Anyway, that's it for the tech-stack. It is common to describe a deployment, with tips and tricks, but with Vercel it does not make sense. You upload it to the Github, link it to your Vercel account, push...fill the correct env variables through the friendly UI...push again, and it is running. On nice address, that you can send to your friends. Yes, that's a commercial for a Vercel, it is just unpaid (yet, wink, wink?) and from bottom of my heart.

I decided to buy a domain for this new project, Get Together and surprise surprise, deploying on his new domain was a breeze on Vercel and thanks to their email autoconfiguration I found another nice service - ImprovMX (which is kinda weird name).

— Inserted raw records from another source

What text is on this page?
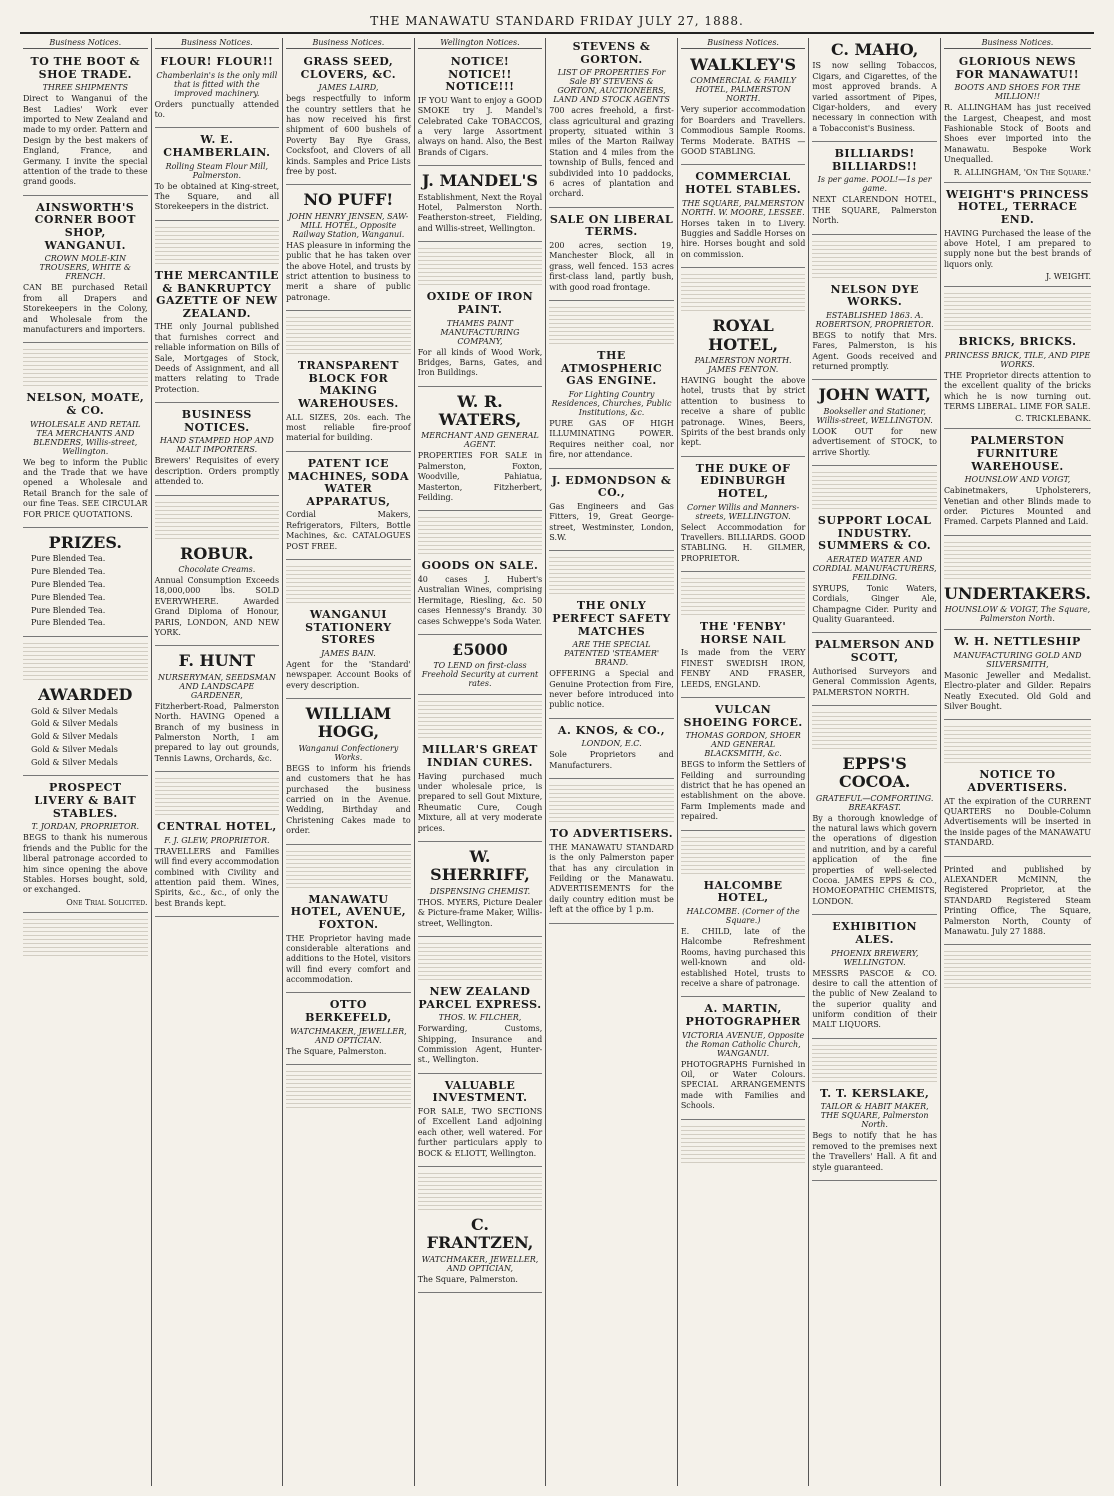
THE MANAWATU STANDARD FRIDAY JULY 27, 1888.
Business Notices.
TO THE BOOT & SHOE TRADE.
THREE SHIPMENTS

Direct to Wanganui of the Best Ladies' Work ever imported to New Zealand and made to my order. Pattern and Design by the best makers of England, France, and Germany. I invite the special attention of the trade to these grand goods.

AINSWORTH'S CORNER BOOT SHOP, WANGANUI.
CROWN MOLE-KIN TROUSERS, WHITE & FRENCH.

CAN BE purchased Retail from all Drapers and Storekeepers in the Colony, and Wholesale from the manufacturers and importers.

NELSON, MOATE, & CO.
WHOLESALE AND RETAIL TEA MERCHANTS AND BLENDERS, Willis-street, Wellington.

We beg to inform the Public and the Trade that we have opened a Wholesale and Retail Branch for the sale of our fine Teas. SEE CIRCULAR FOR PRICE QUOTATIONS.

PRIZES.
Pure Blended Tea.
Pure Blended Tea.
Pure Blended Tea.
Pure Blended Tea.
Pure Blended Tea.
Pure Blended Tea.
AWARDED
Gold & Silver Medals
Gold & Silver Medals
Gold & Silver Medals
Gold & Silver Medals
Gold & Silver Medals
PROSPECT LIVERY & BAIT STABLES.
T. JORDAN, PROPRIETOR.

BEGS to thank his numerous friends and the Public for the liberal patronage accorded to him since opening the above Stables. Horses bought, sold, or exchanged.

One Trial Solicited.
Business Notices.
FLOUR! FLOUR!!
Chamberlain's is the only mill that is fitted with the improved machinery.

Orders punctually attended to.

W. E. CHAMBERLAIN.
Rolling Steam Flour Mill, Palmerston.

To be obtained at King-street, The Square, and all Storekeepers in the district.

THE MERCANTILE & BANKRUPTCY GAZETTE OF NEW ZEALAND.

THE only Journal published that furnishes correct and reliable information on Bills of Sale, Mortgages of Stock, Deeds of Assignment, and all matters relating to Trade Protection.

BUSINESS NOTICES.
HAND STAMPED HOP AND MALT IMPORTERS.

Brewers' Requisites of every description. Orders promptly attended to.

ROBUR.
Chocolate Creams.

Annual Consumption Exceeds 18,000,000 lbs. SOLD EVERYWHERE. Awarded Grand Diploma of Honour, PARIS, LONDON, AND NEW YORK.

F. HUNT
NURSERYMAN, SEEDSMAN AND LANDSCAPE GARDENER,

Fitzherbert-Road, Palmerston North. HAVING Opened a Branch of my business in Palmerston North, I am prepared to lay out grounds, Tennis Lawns, Orchards, &c.

CENTRAL HOTEL,
F. J. GLEW, PROPRIETOR.

TRAVELLERS and Families will find every accommodation combined with Civility and attention paid them. Wines, Spirits, &c., &c., of only the best Brands kept.

Business Notices.
GRASS SEED, CLOVERS, &C.
JAMES LAIRD,

begs respectfully to inform the country settlers that he has now received his first shipment of 600 bushels of Poverty Bay Rye Grass, Cocksfoot, and Clovers of all kinds. Samples and Price Lists free by post.

NO PUFF!
JOHN HENRY JENSEN, SAW-MILL HOTEL, Opposite Railway Station, Wanganui.

HAS pleasure in informing the public that he has taken over the above Hotel, and trusts by strict attention to business to merit a share of public patronage.

TRANSPARENT BLOCK FOR MAKING WAREHOUSES.

ALL SIZES, 20s. each. The most reliable fire-proof material for building.

PATENT ICE MACHINES, SODA WATER APPARATUS,

Cordial Makers, Refrigerators, Filters, Bottle Machines, &c. CATALOGUES POST FREE.

WANGANUI STATIONERY STORES
JAMES BAIN.

Agent for the 'Standard' newspaper. Account Books of every description.

WILLIAM HOGG,
Wanganui Confectionery Works.

BEGS to inform his friends and customers that he has purchased the business carried on in the Avenue. Wedding, Birthday and Christening Cakes made to order.

MANAWATU HOTEL, AVENUE, FOXTON.

THE Proprietor having made considerable alterations and additions to the Hotel, visitors will find every comfort and accommodation.

OTTO BERKEFELD,
WATCHMAKER, JEWELLER, AND OPTICIAN.

The Square, Palmerston.

Wellington Notices.
NOTICE! NOTICE!! NOTICE!!!

IF YOU Want to enjoy a GOOD SMOKE try J. Mandel's Celebrated Cake TOBACCOS, a very large Assortment always on hand. Also, the Best Brands of Cigars.

J. MANDEL'S

Establishment, Next the Royal Hotel, Palmerston North. Featherston-street, Fielding, and Willis-street, Wellington.

OXIDE OF IRON PAINT.
THAMES PAINT MANUFACTURING COMPANY,

For all kinds of Wood Work, Bridges, Barns, Gates, and Iron Buildings.

W. R. WATERS,
MERCHANT AND GENERAL AGENT.

PROPERTIES FOR SALE in Palmerston, Foxton, Woodville, Pahiatua, Masterton, Fitzherbert, Feilding.

GOODS ON SALE.

40 cases J. Hubert's Australian Wines, comprising Hermitage, Riesling, &c. 50 cases Hennessy's Brandy. 30 cases Schweppe's Soda Water.

£5000
TO LEND on first-class Freehold Security at current rates.
MILLAR'S GREAT INDIAN CURES.

Having purchased much under wholesale price, is prepared to sell Gout Mixture, Rheumatic Cure, Cough Mixture, all at very moderate prices.

W. SHERRIFF,
DISPENSING CHEMIST.

THOS. MYERS, Picture Dealer & Picture-frame Maker, Willis-street, Wellington.

NEW ZEALAND PARCEL EXPRESS.
THOS. W. FILCHER,

Forwarding, Customs, Shipping, Insurance and Commission Agent, Hunter-st., Wellington.

VALUABLE INVESTMENT.

FOR SALE, TWO SECTIONS of Excellent Land adjoining each other, well watered. For further particulars apply to BOCK & ELIOTT, Wellington.

C. FRANTZEN,
WATCHMAKER, JEWELLER, AND OPTICIAN,

The Square, Palmerston.

STEVENS & GORTON.
LIST OF PROPERTIES For Sale BY STEVENS & GORTON, AUCTIONEERS, LAND AND STOCK AGENTS

700 acres freehold, a first-class agricultural and grazing property, situated within 3 miles of the Marton Railway Station and 4 miles from the township of Bulls, fenced and subdivided into 10 paddocks, 6 acres of plantation and orchard.

SALE ON LIBERAL TERMS.

200 acres, section 19, Manchester Block, all in grass, well fenced. 153 acres first-class land, partly bush, with good road frontage.

THE ATMOSPHERIC GAS ENGINE.
For Lighting Country Residences, Churches, Public Institutions, &c.

PURE GAS OF HIGH ILLUMINATING POWER. Requires neither coal, nor fire, nor attendance.

J. EDMONDSON & CO.,

Gas Engineers and Gas Fitters, 19, Great George-street, Westminster, London, S.W.

THE ONLY PERFECT SAFETY MATCHES
ARE THE SPECIAL PATENTED 'STEAMER' BRAND.

OFFERING a Special and Genuine Protection from Fire, never before introduced into public notice.

A. KNOS, & CO.,
LONDON, E.C.

Sole Proprietors and Manufacturers.

TO ADVERTISERS.

THE MANAWATU STANDARD is the only Palmerston paper that has any circulation in Feilding or the Manawatu. ADVERTISEMENTS for the daily country edition must be left at the office by 1 p.m.

Business Notices.
WALKLEY'S
COMMERCIAL & FAMILY HOTEL, PALMERSTON NORTH.

Very superior accommodation for Boarders and Travellers. Commodious Sample Rooms. Terms Moderate. BATHS — GOOD STABLING.

COMMERCIAL HOTEL STABLES.
THE SQUARE, PALMERSTON NORTH. W. MOORE, LESSEE.

Horses taken in to Livery. Buggies and Saddle Horses on hire. Horses bought and sold on commission.

ROYAL HOTEL,
PALMERSTON NORTH. JAMES FENTON.

HAVING bought the above hotel, trusts that by strict attention to business to receive a share of public patronage. Wines, Beers, Spirits of the best brands only kept.

THE DUKE OF EDINBURGH HOTEL,
Corner Willis and Manners-streets, WELLINGTON.

Select Accommodation for Travellers. BILLIARDS. GOOD STABLING. H. GILMER, PROPRIETOR.

THE 'FENBY' HORSE NAIL

Is made from the VERY FINEST SWEDISH IRON, FENBY AND FRASER, LEEDS, ENGLAND.

VULCAN SHOEING FORCE.
THOMAS GORDON, SHOER AND GENERAL BLACKSMITH, &c.

BEGS to inform the Settlers of Feilding and surrounding district that he has opened an establishment on the above. Farm Implements made and repaired.

HALCOMBE HOTEL,
HALCOMBE. (Corner of the Square.)

E. CHILD, late of the Halcombe Refreshment Rooms, having purchased this well-known and old-established Hotel, trusts to receive a share of patronage.

A. MARTIN, PHOTOGRAPHER
VICTORIA AVENUE, Opposite the Roman Catholic Church, WANGANUI.

PHOTOGRAPHS Furnished in Oil, or Water Colours. SPECIAL ARRANGEMENTS made with Families and Schools.

C. MAHO,

IS now selling Tobaccos, Cigars, and Cigarettes, of the most approved brands. A varied assortment of Pipes, Cigar-holders, and every necessary in connection with a Tobacconist's Business.

BILLIARDS! BILLIARDS!!
Is per game. POOL!—1s per game.

NEXT CLARENDON HOTEL, THE SQUARE, Palmerston North.

NELSON DYE WORKS.
ESTABLISHED 1863. A. ROBERTSON, PROPRIETOR.

BEGS to notify that Mrs. Fares, Palmerston, is his Agent. Goods received and returned promptly.

JOHN WATT,
Bookseller and Stationer, Willis-street, WELLINGTON.

LOOK OUT for new advertisement of STOCK, to arrive Shortly.

SUPPORT LOCAL INDUSTRY. SUMMERS & CO.
AERATED WATER AND CORDIAL MANUFACTURERS, FEILDING.

SYRUPS, Tonic Waters, Cordials, Ginger Ale, Champagne Cider. Purity and Quality Guaranteed.

PALMERSON AND SCOTT,

Authorised Surveyors and General Commission Agents, PALMERSTON NORTH.

EPPS'S COCOA.
GRATEFUL—COMFORTING. BREAKFAST.

By a thorough knowledge of the natural laws which govern the operations of digestion and nutrition, and by a careful application of the fine properties of well-selected Cocoa. JAMES EPPS & CO., HOMOEOPATHIC CHEMISTS, LONDON.

EXHIBITION ALES.
PHOENIX BREWERY, WELLINGTON.

MESSRS PASCOE & CO. desire to call the attention of the public of New Zealand to the superior quality and uniform condition of their MALT LIQUORS.

T. T. KERSLAKE,
TAILOR & HABIT MAKER, THE SQUARE, Palmerston North.

Begs to notify that he has removed to the premises next the Travellers' Hall. A fit and style guaranteed.

Business Notices.
GLORIOUS NEWS FOR MANAWATU!!
BOOTS AND SHOES FOR THE MILLION!!

R. ALLINGHAM has just received the Largest, Cheapest, and most Fashionable Stock of Boots and Shoes ever imported into the Manawatu. Bespoke Work Unequalled.

R. ALLINGHAM, 'On The Square.'
WEIGHT'S PRINCESS HOTEL, TERRACE END.

HAVING Purchased the lease of the above Hotel, I am prepared to supply none but the best brands of liquors only.

J. WEIGHT.
BRICKS, BRICKS.
PRINCESS BRICK, TILE, AND PIPE WORKS.

THE Proprietor directs attention to the excellent quality of the bricks which he is now turning out. TERMS LIBERAL. LIME FOR SALE.

C. TRICKLEBANK.
PALMERSTON FURNITURE WAREHOUSE.
HOUNSLOW AND VOIGT,

Cabinetmakers, Upholsterers, Venetian and other Blinds made to order. Pictures Mounted and Framed. Carpets Planned and Laid.

UNDERTAKERS.
HOUNSLOW & VOIGT, The Square, Palmerston North.
W. H. NETTLESHIP
MANUFACTURING GOLD AND SILVERSMITH,

Masonic Jeweller and Medalist. Electro-plater and Gilder. Repairs Neatly Executed. Old Gold and Silver Bought.

NOTICE TO ADVERTISERS.

AT the expiration of the CURRENT QUARTERS no Double-Column Advertisements will be inserted in the inside pages of the MANAWATU STANDARD.

Printed and published by ALEXANDER McMINN, the Registered Proprietor, at the STANDARD Registered Steam Printing Office, The Square, Palmerston North, County of Manawatu. July 27 1888.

It allows you to use your new domain email and forward all messages to any of your current email addresses. Like, in my example, I didn't wanted to have a partnership email pointing to my personal email address, so I created new alias and all emails sent there will go to my personal Gmail.

So, that's my one person startup story for a #VercelHashnode hackathon. Today I deployed version 1, hope you love it. If you don't, share some feedback with me please.